Yoga and I have been together for almost 20 years. It is one of the longest relationships I have ever been in. Like most relationships, it has had its ups and downs.
We have had honeymoon periods where I couldn’t get enough. We’ve also had our low periods, where I’ve felt resistant and resentful. Yoga has healed me—and it has hurt me. I have grown in incredible ways, and I have endured long ruts where it seemed like I was doomed to be “stuck.” But, through it all, I stay committed. I’ve learned how to fall back in love over and over again, because the longest-lasting and most meaningful relationships in our lives are not usually the most exciting ones. They are the ones that have endured it all—the good, the bad, and the boring.
What to Do When You Lose Your Love for Yoga
I cannot count the number of new students who discover yoga and start coming to class multiple times a week at first. It is close to the same number of students who burn themselves out right out of the gate and are never seen again. Remember that song we talked about? Sure, it sounds good the first 200 times—but then it becomes “over-played” and you find yourself doing everything you can to never hear it again. Our relationship with yoga is a marathon, not a race. We want to sustain a practice over our lifetime, and that takes patience.
If you hit a plateau—a point in your practice where you feel like you are no longer improving—it can be tempting to jump ship. Please do not give up here! This is normal. In fact, this is the juicy stuff. This is where you will learn perseverance, and where you will start to grow and evolve on a subtler level than the physical. Like a romantic relationship, the honeymoon may be temporarily over (we’ll talk about rekindling that flame in a moment), but this is where true intimacy is developed.t
Wherever you might fall on this spectrum of falling in—or out of—love with yoga, know that like a reliable partner, yoga will always be there for you. The relationship will not always look the same on the surface, and thank goodness for that! It will evolve as you evolve. Stay with it. Keep practicing. And try one or more of these tactics to help you fall back in love with your practice, over and over again.
Learn a different aspect of the practice. What we know of as yoga in the western world is just the tip of the iceberg of this incredible practice. Many of us are drawn to yoga through the physical postures, but in time we start to recognize the subtler benefits, such as stillness of mind and deep connection. There are only so many poses and so many combinations of sequences, so it is not unusual to start to crave more. When your physical practice starts losing its luster, try going to a meditationclass or pick up a philosophical book on the subject. There are a multitude of layers to our consciousness and innermost being, and learning in a different way can show you a whole new aspect of yoga—and yourself.

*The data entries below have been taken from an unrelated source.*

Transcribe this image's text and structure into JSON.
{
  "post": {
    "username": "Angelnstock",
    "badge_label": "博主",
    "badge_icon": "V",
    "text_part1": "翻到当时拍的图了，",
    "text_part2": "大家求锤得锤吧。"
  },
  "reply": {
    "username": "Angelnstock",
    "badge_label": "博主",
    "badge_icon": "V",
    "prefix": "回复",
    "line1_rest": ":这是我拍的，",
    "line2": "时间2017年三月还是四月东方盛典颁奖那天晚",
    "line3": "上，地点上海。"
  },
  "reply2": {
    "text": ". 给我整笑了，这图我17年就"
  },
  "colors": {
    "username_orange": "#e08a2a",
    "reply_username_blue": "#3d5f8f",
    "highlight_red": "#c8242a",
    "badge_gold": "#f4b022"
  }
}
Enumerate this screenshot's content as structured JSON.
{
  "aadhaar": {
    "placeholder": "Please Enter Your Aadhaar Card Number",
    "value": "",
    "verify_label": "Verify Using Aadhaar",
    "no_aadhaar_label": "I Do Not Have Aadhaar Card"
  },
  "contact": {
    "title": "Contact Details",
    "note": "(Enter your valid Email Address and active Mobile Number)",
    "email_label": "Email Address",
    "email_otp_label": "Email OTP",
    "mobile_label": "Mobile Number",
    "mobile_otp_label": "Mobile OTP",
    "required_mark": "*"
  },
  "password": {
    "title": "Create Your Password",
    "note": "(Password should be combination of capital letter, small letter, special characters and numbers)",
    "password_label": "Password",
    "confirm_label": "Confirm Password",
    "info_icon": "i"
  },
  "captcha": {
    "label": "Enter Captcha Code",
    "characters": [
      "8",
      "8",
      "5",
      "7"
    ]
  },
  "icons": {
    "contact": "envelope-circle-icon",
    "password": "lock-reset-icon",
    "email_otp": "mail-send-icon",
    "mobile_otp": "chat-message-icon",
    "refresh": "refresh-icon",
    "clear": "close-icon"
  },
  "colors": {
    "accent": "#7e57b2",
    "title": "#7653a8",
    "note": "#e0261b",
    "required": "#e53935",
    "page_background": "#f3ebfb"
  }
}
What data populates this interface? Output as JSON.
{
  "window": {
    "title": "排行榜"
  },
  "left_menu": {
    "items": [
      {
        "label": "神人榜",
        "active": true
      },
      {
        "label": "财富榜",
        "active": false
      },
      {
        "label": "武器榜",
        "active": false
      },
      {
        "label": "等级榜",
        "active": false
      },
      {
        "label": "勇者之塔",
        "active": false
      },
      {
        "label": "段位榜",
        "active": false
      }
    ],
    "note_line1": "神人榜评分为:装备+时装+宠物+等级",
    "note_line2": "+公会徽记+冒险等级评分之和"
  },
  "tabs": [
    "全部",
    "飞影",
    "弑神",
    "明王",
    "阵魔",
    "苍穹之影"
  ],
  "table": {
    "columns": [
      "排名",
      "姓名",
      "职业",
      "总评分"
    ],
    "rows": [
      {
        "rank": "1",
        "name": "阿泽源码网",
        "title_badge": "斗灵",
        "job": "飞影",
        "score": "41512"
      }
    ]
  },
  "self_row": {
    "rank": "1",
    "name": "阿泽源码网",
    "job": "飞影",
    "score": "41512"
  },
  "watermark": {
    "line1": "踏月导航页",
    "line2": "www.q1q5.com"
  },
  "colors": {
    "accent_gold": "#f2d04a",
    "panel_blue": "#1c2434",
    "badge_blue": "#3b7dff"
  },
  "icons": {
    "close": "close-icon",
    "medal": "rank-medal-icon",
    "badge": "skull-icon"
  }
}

Spend some alone time together. Not getting what you want in group classes? Take matters into your own hands. The body is incredibly intelligent, and when we can get out of our own way, it will tell us exactly what we need. A lot of students tell me they blank out when trying to do a home practice. They tell me they can’t remember the sequences or what to do. I invite you to throw out needing to know and instead, just move on your mat. If we think of the basest definition of yoga as union, being with yourself and connecting to your body is yoga! So what if you lay in Savasana for 20 minutes or only do Warrior II on one leg? This may be just what your body needs. By creating space to let your body do its thing, you are also cultivating flexibility.
Get help. Most people in successful relationships have sought support at some point. It helps to have an objective third party to come in and see things from the outside to give new perspective and guidance. In the case of your yoga practice, the same is true, which is why I urge practitioners to consider taking a private lesson. I have to admit that it is impossible for me to keep an eye on every student in my group classes 100 percent of the time, and I am an incredibly hands-on teacher. Working one-on-one gives me an opportunity to tailor the practice to my student’s specific needs. A private with your yoga teacher can help you identify specific areas where you can focus, and even provide you with a map for the home practice we talked about above. Even doing one private every few months can have a lasting impact on your practice.
Consider seeing other teachers. We can only grow as far as the teacher we are studying under. This is why it is imperative to study with teachers who are continuing to learn on their own mat. Let’s get clear here that this is not encouraging “studying around.” It is hard to gain traction when jumping from teacher to teacher, and many new students make this mistake when they start practicing. Instead, try studying under a few different teachers for specific, yet prolonged periods. It can be incredibly educational. Sometimes, when we feel like we are in a rut with yoga, it is not the practice that we have outgrown, but that particular teacher. This is a natural element of evolution. And many times, we return to our original teacher with a new perspective and appreciation.
Buy your practice something special. Do you remember when you were a kid and shopping for school supplies actually made you excited for school? There is something about getting new gear that gives us extra incentive to practice our hobby. It is not just about upgrading, but also about energy. If you have been practicing on the same mat for the past 10 years, perhaps it is time to shake things up a bit and have a fresh start. Maybe it’s time for a new mat, or a pair of yoga pants that aren’t pilling. When you feel good about yourself, it changes your energy—and may just excite you to get back out onto your mat.